Abrams asked whether Frohnmayer thinks the endowment has the authority to prohibit funding obscene work even without an anti-obscenity pledge. "Yes, I would certainly hope so," Frohnmayer replied.

Frohnmayer conceded that he had testified previously before a congressional subcommittee that the obscenity ban had a chilling effect on NEA grant applicants. "I was having trouble at that time really getting a handle on whether there had been or not," Frohnmayer said. "... I can't remember at that time whether I had specific knowledge of a specific effect on a specific grantee."

Abrams asked whether the ban had an effect on the art community in general. "Certainly the presence of this law had elevated the visibility of obscenity and that had to have some effect. Whether it is a chilling effect or not I don't know," Frohnmayer answered.

After the deposition, Abrams said Frohnmayer's testimony had established that "the NEA is requiring all applicants for grants to certify with a statute which is hopelessly and irredeemably vague" and unconstitutional.

A hearing in the case is set for Aug. 13.

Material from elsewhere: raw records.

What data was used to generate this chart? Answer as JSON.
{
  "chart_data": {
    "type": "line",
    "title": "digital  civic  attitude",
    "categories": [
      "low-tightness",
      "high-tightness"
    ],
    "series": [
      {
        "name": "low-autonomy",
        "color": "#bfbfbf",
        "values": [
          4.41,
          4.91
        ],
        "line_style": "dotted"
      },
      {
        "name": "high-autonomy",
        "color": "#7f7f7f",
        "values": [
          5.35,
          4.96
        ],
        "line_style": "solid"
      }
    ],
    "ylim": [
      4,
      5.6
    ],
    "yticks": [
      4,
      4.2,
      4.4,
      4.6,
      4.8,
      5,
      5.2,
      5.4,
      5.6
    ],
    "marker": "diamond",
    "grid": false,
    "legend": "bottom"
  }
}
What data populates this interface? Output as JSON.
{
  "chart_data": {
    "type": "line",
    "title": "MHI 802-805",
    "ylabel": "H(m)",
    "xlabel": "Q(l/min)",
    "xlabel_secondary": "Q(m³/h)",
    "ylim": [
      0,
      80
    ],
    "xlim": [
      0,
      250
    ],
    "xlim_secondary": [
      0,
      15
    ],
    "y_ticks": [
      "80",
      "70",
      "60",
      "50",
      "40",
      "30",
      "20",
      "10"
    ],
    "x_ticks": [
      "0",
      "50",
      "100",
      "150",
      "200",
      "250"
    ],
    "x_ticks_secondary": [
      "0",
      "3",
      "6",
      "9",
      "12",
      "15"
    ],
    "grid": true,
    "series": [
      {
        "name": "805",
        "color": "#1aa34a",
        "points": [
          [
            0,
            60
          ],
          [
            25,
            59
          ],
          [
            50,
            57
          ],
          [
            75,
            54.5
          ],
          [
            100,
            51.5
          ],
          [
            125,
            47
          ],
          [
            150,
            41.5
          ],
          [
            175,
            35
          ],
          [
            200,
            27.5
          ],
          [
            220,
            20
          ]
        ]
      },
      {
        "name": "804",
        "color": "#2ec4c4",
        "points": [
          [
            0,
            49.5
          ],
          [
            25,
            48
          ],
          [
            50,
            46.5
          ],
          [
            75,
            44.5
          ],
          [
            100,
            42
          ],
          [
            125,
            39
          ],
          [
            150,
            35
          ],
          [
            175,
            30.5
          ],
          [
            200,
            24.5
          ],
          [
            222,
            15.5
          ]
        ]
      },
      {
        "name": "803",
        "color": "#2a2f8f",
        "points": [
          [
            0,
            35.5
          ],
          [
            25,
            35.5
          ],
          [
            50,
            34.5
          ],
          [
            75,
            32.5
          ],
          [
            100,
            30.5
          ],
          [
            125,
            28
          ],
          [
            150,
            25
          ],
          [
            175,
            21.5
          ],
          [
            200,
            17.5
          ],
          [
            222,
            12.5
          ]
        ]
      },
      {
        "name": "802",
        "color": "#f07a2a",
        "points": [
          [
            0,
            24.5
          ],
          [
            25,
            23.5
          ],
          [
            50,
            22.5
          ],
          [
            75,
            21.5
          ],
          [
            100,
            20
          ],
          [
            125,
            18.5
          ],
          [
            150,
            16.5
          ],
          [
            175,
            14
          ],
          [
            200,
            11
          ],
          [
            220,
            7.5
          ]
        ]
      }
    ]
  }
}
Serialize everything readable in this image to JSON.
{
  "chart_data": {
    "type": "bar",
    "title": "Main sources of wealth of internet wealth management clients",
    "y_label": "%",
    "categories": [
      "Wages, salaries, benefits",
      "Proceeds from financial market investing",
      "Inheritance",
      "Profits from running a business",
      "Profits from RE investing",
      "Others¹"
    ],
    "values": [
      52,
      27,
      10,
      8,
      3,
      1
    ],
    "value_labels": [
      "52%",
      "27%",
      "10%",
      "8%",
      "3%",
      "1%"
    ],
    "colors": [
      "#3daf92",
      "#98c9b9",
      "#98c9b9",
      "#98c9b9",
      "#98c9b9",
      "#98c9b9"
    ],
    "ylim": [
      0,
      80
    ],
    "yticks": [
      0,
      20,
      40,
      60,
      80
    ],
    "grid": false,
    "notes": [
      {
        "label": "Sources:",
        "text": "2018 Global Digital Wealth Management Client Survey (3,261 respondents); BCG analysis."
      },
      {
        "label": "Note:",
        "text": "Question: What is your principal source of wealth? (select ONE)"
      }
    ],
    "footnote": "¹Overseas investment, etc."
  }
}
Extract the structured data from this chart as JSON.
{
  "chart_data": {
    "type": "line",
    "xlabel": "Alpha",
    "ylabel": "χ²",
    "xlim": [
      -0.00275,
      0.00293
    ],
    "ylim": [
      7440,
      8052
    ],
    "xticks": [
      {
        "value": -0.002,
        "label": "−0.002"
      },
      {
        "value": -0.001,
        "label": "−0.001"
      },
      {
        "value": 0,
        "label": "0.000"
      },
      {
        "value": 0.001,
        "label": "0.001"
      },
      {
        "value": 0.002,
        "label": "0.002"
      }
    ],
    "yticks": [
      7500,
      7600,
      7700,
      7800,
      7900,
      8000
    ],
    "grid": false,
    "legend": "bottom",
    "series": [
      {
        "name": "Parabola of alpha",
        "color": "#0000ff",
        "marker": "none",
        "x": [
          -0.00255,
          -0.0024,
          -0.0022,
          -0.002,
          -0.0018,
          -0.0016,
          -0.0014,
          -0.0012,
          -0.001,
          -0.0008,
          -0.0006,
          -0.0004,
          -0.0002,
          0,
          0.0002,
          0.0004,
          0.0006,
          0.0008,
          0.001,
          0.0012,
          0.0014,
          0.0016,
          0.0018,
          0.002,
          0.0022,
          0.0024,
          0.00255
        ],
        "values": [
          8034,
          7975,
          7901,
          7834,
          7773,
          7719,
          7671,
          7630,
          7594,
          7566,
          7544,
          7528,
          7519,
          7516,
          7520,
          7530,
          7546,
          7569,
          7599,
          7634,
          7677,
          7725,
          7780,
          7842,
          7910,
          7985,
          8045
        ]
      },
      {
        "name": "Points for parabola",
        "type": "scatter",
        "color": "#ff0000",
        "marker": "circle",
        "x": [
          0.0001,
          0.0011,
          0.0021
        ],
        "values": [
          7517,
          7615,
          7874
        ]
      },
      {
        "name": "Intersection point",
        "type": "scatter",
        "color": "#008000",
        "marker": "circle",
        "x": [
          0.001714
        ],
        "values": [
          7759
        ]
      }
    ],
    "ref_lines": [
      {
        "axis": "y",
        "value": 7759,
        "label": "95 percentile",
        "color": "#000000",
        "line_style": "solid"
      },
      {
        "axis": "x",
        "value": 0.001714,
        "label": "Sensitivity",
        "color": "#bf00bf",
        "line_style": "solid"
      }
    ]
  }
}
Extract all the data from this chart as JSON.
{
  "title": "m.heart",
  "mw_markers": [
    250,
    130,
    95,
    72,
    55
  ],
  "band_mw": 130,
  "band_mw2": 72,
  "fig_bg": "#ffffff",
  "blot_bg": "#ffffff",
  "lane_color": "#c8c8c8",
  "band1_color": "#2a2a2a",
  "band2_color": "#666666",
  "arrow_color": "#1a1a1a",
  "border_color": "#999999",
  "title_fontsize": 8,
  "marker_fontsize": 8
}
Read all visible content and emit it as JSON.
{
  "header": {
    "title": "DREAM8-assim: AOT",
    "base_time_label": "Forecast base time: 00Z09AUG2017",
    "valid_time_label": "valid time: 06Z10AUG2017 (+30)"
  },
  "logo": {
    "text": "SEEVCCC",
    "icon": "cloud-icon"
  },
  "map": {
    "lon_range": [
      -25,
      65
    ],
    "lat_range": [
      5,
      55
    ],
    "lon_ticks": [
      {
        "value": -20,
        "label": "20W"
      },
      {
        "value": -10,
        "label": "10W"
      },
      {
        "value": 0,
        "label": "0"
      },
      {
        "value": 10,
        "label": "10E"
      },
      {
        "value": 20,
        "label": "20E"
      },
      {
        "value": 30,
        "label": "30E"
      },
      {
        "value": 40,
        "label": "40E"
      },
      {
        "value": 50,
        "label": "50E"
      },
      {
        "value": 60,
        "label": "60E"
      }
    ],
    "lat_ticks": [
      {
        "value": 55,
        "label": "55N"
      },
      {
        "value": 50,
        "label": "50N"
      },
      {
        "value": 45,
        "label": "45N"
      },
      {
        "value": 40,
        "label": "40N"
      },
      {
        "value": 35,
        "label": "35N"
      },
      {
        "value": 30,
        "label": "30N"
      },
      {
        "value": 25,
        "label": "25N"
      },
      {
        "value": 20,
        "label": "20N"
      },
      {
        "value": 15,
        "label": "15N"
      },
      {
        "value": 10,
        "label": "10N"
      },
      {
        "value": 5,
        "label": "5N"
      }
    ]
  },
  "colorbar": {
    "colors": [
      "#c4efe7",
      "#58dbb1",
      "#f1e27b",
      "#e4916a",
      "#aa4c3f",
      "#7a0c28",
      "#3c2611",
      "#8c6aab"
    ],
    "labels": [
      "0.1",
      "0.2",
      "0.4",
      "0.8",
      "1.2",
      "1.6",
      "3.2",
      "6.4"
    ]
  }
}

In a separate development, the endowment yesterday agreed to open a meeting of its national advisory council set for the weekend. The Los Angeles Times, New York Times, Washington Post and Philadelphia Inquirer had sought a court order preventing the endowment from closing parts of the meeting. The NEA agreed to make virtually all of the meeting public. The council is expected to discuss several potentially sensitive questions, including Frohnmayer's decision to reject the performance-art grant applications.